El deportista siempre triunfa, siempre. En su vida los triunfos son muchos y cotidianos, pero uno de ellos es el más importante.
Despejemos la posibilidad del triunfo fraudulento. Recuerdo en el colegio a Rene agazapado tras unos arbustos, escondiéndose del profesor de gymnasia, para capearse una vuelta del cross country. Mi amigo Chuleta arreglaba el reloj cuando íbamos perdiendo en el baby. En el doping han caído los mejores. Trampas o malas artes son muchas.
Los verdaderos triunfos son otros. Haber llegado a primera división en el fútbol, por ejemplo. “Este equipo no le gana a nadie”, decía un hincha de Deportes Temuco en las gradas del estadio de La Calera, sentado en la tribuna con una bandera entre sus piernas. Pero esos futbolistas habían triunfado en segunda.

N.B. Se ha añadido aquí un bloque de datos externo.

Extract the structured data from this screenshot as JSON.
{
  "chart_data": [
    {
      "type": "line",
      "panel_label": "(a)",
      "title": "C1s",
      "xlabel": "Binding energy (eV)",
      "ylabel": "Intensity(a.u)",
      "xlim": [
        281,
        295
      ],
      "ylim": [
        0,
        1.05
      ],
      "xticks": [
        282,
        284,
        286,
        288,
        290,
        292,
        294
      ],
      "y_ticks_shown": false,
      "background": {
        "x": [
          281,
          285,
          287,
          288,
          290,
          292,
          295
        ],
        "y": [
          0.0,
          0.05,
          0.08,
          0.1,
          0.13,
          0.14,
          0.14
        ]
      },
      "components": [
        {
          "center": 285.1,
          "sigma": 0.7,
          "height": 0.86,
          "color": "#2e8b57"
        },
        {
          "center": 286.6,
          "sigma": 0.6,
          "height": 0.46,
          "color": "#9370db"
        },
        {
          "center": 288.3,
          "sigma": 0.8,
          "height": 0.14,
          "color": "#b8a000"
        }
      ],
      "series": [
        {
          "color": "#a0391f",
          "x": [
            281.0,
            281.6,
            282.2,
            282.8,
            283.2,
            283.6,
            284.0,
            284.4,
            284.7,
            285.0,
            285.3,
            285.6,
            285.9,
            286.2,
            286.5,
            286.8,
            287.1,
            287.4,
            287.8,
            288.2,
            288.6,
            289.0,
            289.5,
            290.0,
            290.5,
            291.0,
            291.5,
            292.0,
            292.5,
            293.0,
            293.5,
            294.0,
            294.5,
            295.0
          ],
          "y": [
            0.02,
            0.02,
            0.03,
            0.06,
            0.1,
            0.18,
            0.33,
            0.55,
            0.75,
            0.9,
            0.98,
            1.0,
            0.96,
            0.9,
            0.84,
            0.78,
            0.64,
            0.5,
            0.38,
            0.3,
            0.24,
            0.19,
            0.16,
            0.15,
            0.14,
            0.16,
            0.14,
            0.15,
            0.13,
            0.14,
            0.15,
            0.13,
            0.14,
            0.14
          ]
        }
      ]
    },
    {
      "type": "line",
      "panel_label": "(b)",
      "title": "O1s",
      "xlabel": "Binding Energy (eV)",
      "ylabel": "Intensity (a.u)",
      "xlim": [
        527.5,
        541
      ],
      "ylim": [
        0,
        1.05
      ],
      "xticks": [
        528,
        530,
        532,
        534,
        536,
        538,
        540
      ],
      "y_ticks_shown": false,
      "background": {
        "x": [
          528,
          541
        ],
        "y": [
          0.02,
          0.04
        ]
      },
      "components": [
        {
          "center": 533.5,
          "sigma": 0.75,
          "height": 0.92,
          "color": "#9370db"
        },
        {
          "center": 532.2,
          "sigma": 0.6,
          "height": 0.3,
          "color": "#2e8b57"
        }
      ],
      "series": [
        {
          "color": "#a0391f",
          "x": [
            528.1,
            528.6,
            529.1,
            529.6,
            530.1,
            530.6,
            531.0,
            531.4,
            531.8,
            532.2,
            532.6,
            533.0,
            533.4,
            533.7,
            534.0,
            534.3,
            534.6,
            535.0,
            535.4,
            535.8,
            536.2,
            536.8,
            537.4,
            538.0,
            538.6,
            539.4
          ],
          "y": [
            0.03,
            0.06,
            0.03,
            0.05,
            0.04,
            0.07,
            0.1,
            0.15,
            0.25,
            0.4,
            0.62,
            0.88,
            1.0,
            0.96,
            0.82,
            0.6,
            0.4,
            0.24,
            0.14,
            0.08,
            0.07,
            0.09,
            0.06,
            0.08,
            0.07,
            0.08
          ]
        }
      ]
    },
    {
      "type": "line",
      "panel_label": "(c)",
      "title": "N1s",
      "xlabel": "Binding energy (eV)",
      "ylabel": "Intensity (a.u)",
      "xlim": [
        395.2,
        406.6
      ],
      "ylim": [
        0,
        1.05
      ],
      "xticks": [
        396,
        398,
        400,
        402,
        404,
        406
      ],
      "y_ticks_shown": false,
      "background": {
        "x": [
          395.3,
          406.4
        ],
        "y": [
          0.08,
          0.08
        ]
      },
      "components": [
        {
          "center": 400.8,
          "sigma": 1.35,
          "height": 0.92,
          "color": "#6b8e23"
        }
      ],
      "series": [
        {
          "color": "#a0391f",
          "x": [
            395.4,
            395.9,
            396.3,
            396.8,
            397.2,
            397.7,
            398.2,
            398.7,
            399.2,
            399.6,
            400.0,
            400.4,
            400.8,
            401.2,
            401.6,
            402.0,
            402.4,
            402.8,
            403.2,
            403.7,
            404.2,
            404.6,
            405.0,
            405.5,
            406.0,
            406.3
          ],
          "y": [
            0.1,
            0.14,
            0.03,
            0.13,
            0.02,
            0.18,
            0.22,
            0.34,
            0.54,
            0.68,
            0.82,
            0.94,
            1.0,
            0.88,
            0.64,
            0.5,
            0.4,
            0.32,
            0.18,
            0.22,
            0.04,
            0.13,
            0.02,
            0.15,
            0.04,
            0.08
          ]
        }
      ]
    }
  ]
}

Hay otro tipo de triunfos: el deportista supera marcas, aguanta las malas caras del entrenador y asume la soledad del atardecer en la cancha. Nadie más que él/ella sabe de estos sacrificios, de las nauseas del rendir al extremo. ¿Me equivoco?
La misma disciplina es cosa de varios triunfos en un mismo día. El/la deportista tiene milimétricamente calculados en la agenda los ratos que dedicará a entrenar. Si alguien lo tienta con cualquier entretención, le responderá que no. Su vida es austera. El deporte es un juego, pero no un divertimento. Por eso los deportistas pueden resultar tediosos a personas amantes del tiempo libre. Invitas a un nadador a una fiesta, este va, pero vuelve a su casa a dormir justo cuando la cosa se pone buena. Pololea, pero con los minutos contados. Pololea normalmente con otra deportista. Se recomiendan un kinesiólogo. No tienen otros temas, no se aburren: están siempre soñando con ganar. Vencerán, porque son ordenados y perseverantes.
Otro triunfo más es la indiferencia a la opinión pública. Ir a jugar básquetbol a una ciudad rival no es broma. Amedrenta. Un deportista no puede acoquinarse ante los insultos de los hinchas del equipo rival ni por los comentarios de la prensa.
Pero el triunfo más grande de todos es de otro orden. A saber, vencerse a sí mismo/a en un doble sentido: primero, triunfar cuando se es derrotado. Nada abate al deportista. Si lo derriban, se alzará de la lona. Pierde, pero sabe que la próxima vez vencerá a su vencedor. Se recupera. Perdió, pero su corazón está entrenado para superar la pena y volver a latir.
En un segundo sentido, el deportista triunfa sobre el triunfo. Nada lo corrompe. Las medallas, las copas, los aplausos de la galería lo conmueven, pueden sacarle lágrimas, pero si es deportista, un verdadero deportista, no se duerme en los laureles. Pues el deporte es un juego, gana el que juega y juega el que juega. Punto. La libertad es su obligación. Dicen que vieron a un atleta vender las preseas en el Mercado Persa para comprar Calorub.
Al deportista solo le importa la eternidad. Su existencia es trascendente: gana cuando pierde, gana cuando gana.